I breathed in, ready to object, but saw the same look on her face that she gave murders under cross examination and kept quiet. “Yes, that’s your right,” she continued. “By law it’s yours. But by God, if you do it that way, they will bury it out back, and you or I will never see it again. We need those files. So please do not do that again.”
Grateful to my Southern translator, curiosity got the better of me. I asked Connie what she told the clerk to change her mind. “Oh, that’s easy, I just told her you were a Yankee. She pitied you.”
Before I had a chance to work up the nerve to talk to the maintenance men, the Cuthbert mayor arrived. No official ceremony was planned, but the town wouldn’t just let the
hospital close without saying how much it meant to them. An impromptu crowd of residents spontaneously started to arrive. They gathered on the sidewalk and spilled over into the parking lot across the street. Men in lab coats from the doctor’s office pulled up in their cars. There were politicians and teachers. Then the fire trucks and an ambulance came.
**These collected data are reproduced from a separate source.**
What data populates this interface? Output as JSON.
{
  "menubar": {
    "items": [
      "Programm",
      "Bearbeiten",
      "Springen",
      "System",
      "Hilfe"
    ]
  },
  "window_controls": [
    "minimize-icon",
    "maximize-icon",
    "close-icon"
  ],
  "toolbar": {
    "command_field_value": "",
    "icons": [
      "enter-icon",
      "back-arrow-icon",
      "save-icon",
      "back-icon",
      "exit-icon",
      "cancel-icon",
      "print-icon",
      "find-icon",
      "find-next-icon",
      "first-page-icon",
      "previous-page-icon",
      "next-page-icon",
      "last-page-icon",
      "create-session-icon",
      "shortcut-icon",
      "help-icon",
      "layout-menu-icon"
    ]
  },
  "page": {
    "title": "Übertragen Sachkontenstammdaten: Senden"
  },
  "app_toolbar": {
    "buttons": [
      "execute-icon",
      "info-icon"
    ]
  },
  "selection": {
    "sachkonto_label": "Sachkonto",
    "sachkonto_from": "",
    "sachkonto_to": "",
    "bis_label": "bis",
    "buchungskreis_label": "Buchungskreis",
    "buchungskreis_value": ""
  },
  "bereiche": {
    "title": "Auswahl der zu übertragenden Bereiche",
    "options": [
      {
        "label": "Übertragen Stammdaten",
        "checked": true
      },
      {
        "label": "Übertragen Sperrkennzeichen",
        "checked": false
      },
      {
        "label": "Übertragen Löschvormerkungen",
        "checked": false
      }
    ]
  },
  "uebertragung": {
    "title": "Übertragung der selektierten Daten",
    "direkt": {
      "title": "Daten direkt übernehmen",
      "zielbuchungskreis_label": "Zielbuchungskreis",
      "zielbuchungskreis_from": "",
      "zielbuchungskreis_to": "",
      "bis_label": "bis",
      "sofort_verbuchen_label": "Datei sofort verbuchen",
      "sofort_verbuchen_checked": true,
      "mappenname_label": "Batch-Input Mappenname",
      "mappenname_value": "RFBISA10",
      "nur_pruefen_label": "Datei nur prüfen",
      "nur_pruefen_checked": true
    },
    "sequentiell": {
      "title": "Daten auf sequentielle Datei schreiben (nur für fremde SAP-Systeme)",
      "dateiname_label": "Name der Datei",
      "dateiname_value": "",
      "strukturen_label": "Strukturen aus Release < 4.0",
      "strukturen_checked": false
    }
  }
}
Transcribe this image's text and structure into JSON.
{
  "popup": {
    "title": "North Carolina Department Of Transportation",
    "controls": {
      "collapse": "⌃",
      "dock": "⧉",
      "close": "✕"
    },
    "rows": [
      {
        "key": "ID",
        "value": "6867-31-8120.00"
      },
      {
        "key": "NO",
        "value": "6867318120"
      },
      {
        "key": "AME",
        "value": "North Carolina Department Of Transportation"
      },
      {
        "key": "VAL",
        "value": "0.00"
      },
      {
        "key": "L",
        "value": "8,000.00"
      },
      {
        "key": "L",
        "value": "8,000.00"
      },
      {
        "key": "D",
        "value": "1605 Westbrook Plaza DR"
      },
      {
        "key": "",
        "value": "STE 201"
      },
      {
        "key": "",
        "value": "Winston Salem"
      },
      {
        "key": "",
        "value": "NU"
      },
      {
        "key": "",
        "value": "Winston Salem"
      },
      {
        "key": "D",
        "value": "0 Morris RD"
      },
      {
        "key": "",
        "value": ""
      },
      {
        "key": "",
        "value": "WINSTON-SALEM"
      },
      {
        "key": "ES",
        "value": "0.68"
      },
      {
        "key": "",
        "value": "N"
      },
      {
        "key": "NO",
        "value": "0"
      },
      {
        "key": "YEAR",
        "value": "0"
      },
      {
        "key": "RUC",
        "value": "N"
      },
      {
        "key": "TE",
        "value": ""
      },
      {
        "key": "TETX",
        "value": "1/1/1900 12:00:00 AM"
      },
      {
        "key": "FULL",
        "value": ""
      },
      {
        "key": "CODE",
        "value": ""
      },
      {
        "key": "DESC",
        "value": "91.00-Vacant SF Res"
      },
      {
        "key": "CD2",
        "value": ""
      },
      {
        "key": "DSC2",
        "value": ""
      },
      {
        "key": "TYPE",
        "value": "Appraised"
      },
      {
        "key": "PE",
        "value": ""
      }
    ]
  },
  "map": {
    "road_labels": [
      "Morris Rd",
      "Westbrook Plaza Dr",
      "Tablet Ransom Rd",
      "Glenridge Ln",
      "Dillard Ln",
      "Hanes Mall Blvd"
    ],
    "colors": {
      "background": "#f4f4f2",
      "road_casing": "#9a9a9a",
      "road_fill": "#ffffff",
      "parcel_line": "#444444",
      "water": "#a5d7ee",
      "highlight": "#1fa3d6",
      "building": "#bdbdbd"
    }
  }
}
As 75 people or so stood outside the hospital, it was then that the group of nurses in their memorial t-shirts came out to witness all who had gathered there to send them off on this warm afternoon.
One of the maintenance men who had just removed the hospital sign saw his moment and walked up to address the crowd and offer the hospital’s final prayer. “Things in life change. The one thing in life that never changes is God,” he prayed, as those around him bowed their heads.
“It was you, Lord, who has brought some of us through this pandemic,” he said. “I know, Lord, you didn’t bring us this far, this safe, to leave us now. I know the best is yet to come. Let ‘em know you got them. You will make a way out of no way. Tell them that when one door is closed, you will open another door or maybe even a window. You’ve been good to this hospital, and, Lord, we want to tell you thank you.”
The nurses said “Amen” in agreement. “If we learn to trust, we can make it through this,” he said. Then, as he paused dramatically, there was a squelch of a walkie-talkie. The nurses’ bowed heads jerked toward the EMT.
“Randolph ambulance, Randolph ambulance, please respond,” a dispassionate dispatcher called out. As the maintenance man tried to continue with his prayer, the nurses were now distracted, unable to resist their instinct to help. “Copy, this is Randolph ambulance,” the EMT responded quietly into the radio mic on her shoulder, as she and two
uniformed colleagues dressed all in gray sprinted toward the rig.
“We’ve got a hunter who fell. He may have broken his leg. I’ve sent you the location of his blind. What’s your ETA to the hospital?” the dispatcher asked, as the two of the three quickly climbed aboard.
“Well, ma’am,” the final EMT said as she climbed quickly into the rig. “It’s probably going to be awhile.”